Speaker
Description
Problem:
AI workloads are driving server memory capacity beyond the terabyte range, placing DRAM at the centre of both the hardware supply crisis and the environmental cost of modern computing [3]. Memory already accounts for 40–46% of total server energy consumption , rivalling or exceeding the processor [1, 2, 8, 9], especially for training and inference of large language models [5, 10]. In contrast, many sustainability studies across data-intensive research disciplines (e.g., genomics, astrophysics, climate modelling) still treat the processor as the dominant driver of carbon emissions, primarily because of the lack of a concrete method to account for DRAM’s energy [7]. Further, DRAM's environmental cost begins at the fab, and existing lifecycle assessments for research computing rarely capture DRAM's manufacturing-phase (embodied) emissions [4, 6] alongside its operational footprint [10].
Goal:
The goal of this interactive presentation is to give an in-depth look into how modern DRAM consumes energy and how we can start to reason about DRAM’s operational and embodied carbon emissions. I will first present a brief, discipline-agnostic introduction to how DRAM works and how it interacts with the processor, requiring no prior hardware knowledge. We will then look at how DRAM dictates modern computing system performance, and why memory has become a dominant power consumer in datacenters.
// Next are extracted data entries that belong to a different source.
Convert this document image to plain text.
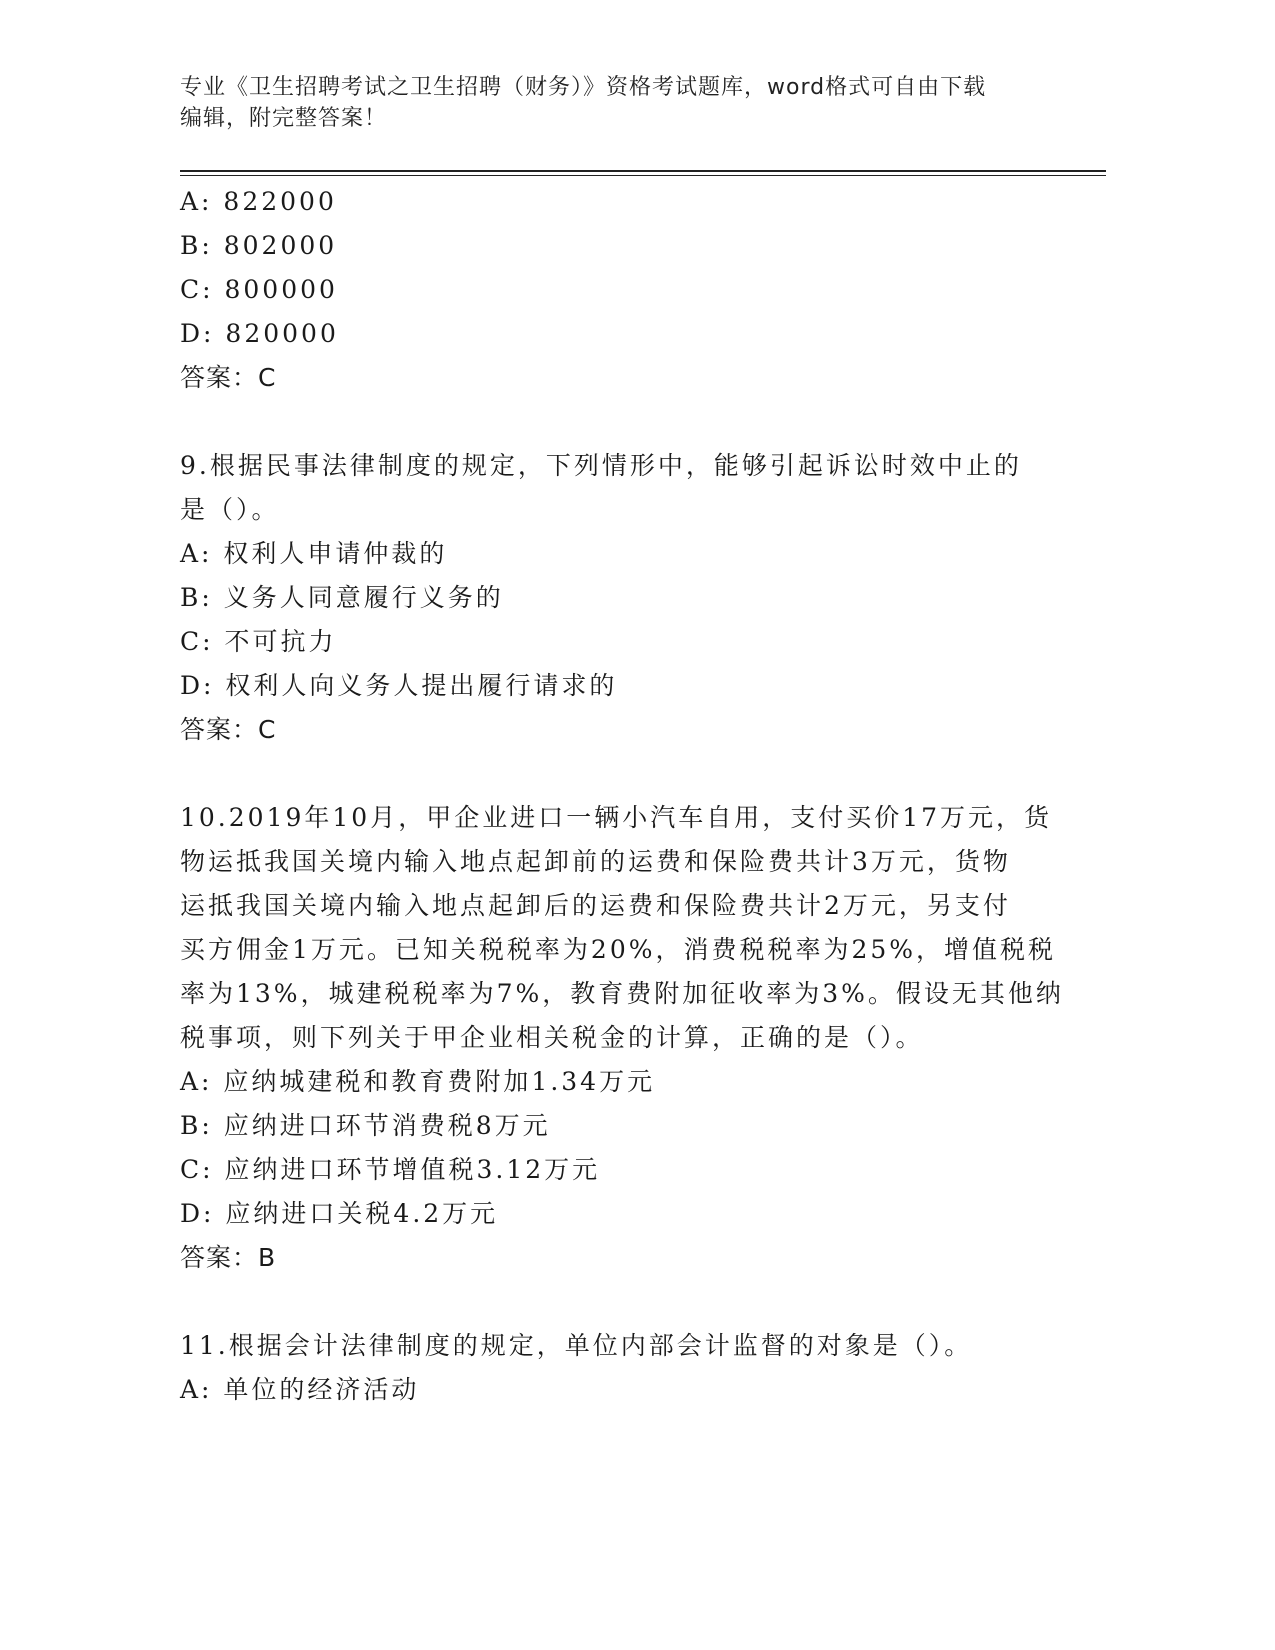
专业《卫生招聘考试之卫生招聘（财务）》资格考试题库，word格式可自由下载
编辑，附完整答案！
A: 822000
B: 802000
C: 800000
D: 820000
答案：C
9.根据民事法律制度的规定，下列情形中，能够引起诉讼时效中止的
是（）。
A: 权利人申请仲裁的
B: 义务人同意履行义务的
C: 不可抗力
D: 权利人向义务人提出履行请求的
答案：C
10.2019年10月，甲企业进口一辆小汽车自用，支付买价17万元，货
物运抵我国关境内输入地点起卸前的运费和保险费共计3万元，货物
运抵我国关境内输入地点起卸后的运费和保险费共计2万元，另支付
买方佣金1万元。已知关税税率为20%，消费税税率为25%，增值税税
率为13%，城建税税率为7%，教育费附加征收率为3%。假设无其他纳
税事项，则下列关于甲企业相关税金的计算，正确的是（）。
A: 应纳城建税和教育费附加1.34万元
B: 应纳进口环节消费税8万元
C: 应纳进口环节增值税3.12万元
D: 应纳进口关税4.2万元
答案：B
11.根据会计法律制度的规定，单位内部会计监督的对象是（）。
A: 单位的经济活动
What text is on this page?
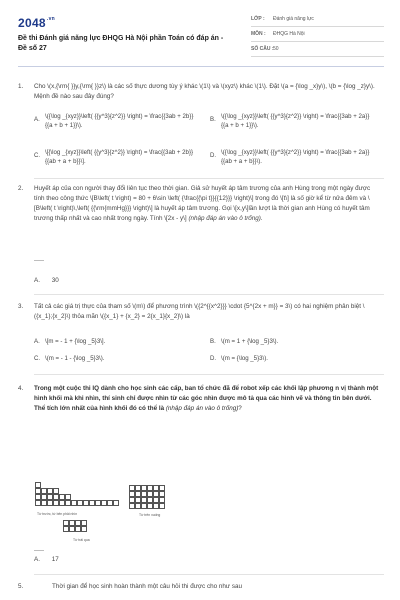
$2048^{.vn}$
Đề thi Đánh giá năng lực ĐHQG Hà Nội phần Toán có đáp án - Đề số 27
LỚP : Đánh giá năng lực
MÔN : ĐHQG Hà Nội
SỐ CÂU : 50
1. Cho \(x,{\rm{ }}y,{\rm{ }}z\) là các số thực dương tùy ý khác \(1\) và \(xyz\) khác \(1\). Đặt \(a = {\log _x}y\), \(b = {\log _z}y\). Mệnh đề nào sau đây đúng?
A. \({\log _{xyz}}\left( {{y^3}{z^2}} \right) = \frac{{3ab + 2b}}{{a + b + 1}}\).
B. \({\log _{xyz}}\left( {{y^3}{z^2}} \right) = \frac{{3ab + 2a}}{{a + b + 1}}\).
C. \[{\log _{xyz}}\left( {{y^3}{z^2}} \right) = \frac{{3ab + 2b}}{{ab + a + b}}\].
D. \({\log _{xyz}}\left( {{y^3}{z^2}} \right) = \frac{{3ab + 2a}}{{ab + a + b}}\).
2. Huyết áp của con người thay đổi liên tục theo thời gian. Giả sử huyết áp tâm trương của anh Hùng trong một ngày được tính theo công thức \[B\left( t \right) = 80 + 6\sin \left( {\frac{{\pi t}}{{12}}} \right)\] trong đó \[t\] là số giờ kể từ nửa đêm và \[B\left( t \right)\,\left( {{\rm{mmHg}}} \right)\] là huyết áp tâm trương. Gọi \[x,y\]lần lượt là thời gian anh Hùng có huyết tâm trương thấp nhất và cao nhất trong ngày. Tính \[2x - y\] (nhập đáp án vào ô trống).
-----
A. 30
3. Tất cả các giá trị thực của tham số \(m\) để phương trình \({2^{{x^2}}} \cdot {5^{2x + m}} = 3\) có hai nghiệm phân biệt \({x_1};{x_2}\) thỏa mãn \({x_1} + {x_2} = 2{x_1}{x_2}\) là
A. \[m = - 1 + {\log _5}3\].	B. \(m = 1 + {\log _5}3\).
C. \(m = - 1 - {\log _5}3\).	D. \(m = {\log _5}3\).
4. Trong một cuộc thi IQ dành cho học sinh các cấp, ban tổ chức đã để robot xếp các khối lập phương n vị thành một hình khối mà khi nhìn, thí sinh chỉ được nhìn từ các góc nhìn được mô tả qua các hình vẽ và thông tin bên dưới. Thể tích lớn nhất của hình khối đó có thể là (nhập đáp án vào ô trống)?
Từ trước, từ bên phải nhìn	Từ trên xuống
Từ trái qua
-----
A. 17
5.	Thời gian để học sinh hoàn thành một câu hỏi thi được cho như sau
We will next understand how to optimize applications to reduce the energy and carbon emissions associated with memory.
Expected Takeaway:
Audiences should expect to gain an understanding of how DRAM impacts the overall system’s performance, power, cost, and carbon emissions. Attendees will leave with a practical estimation methodology, applicable regardless of research domain, for accounting DRAM's operational and embodied carbon, directly supporting community efforts to build shared sustainability accounting standards. It is important to remember that efficiency gains alone are insufficient if workload growth continues to outpace them (Jevons paradox)[7].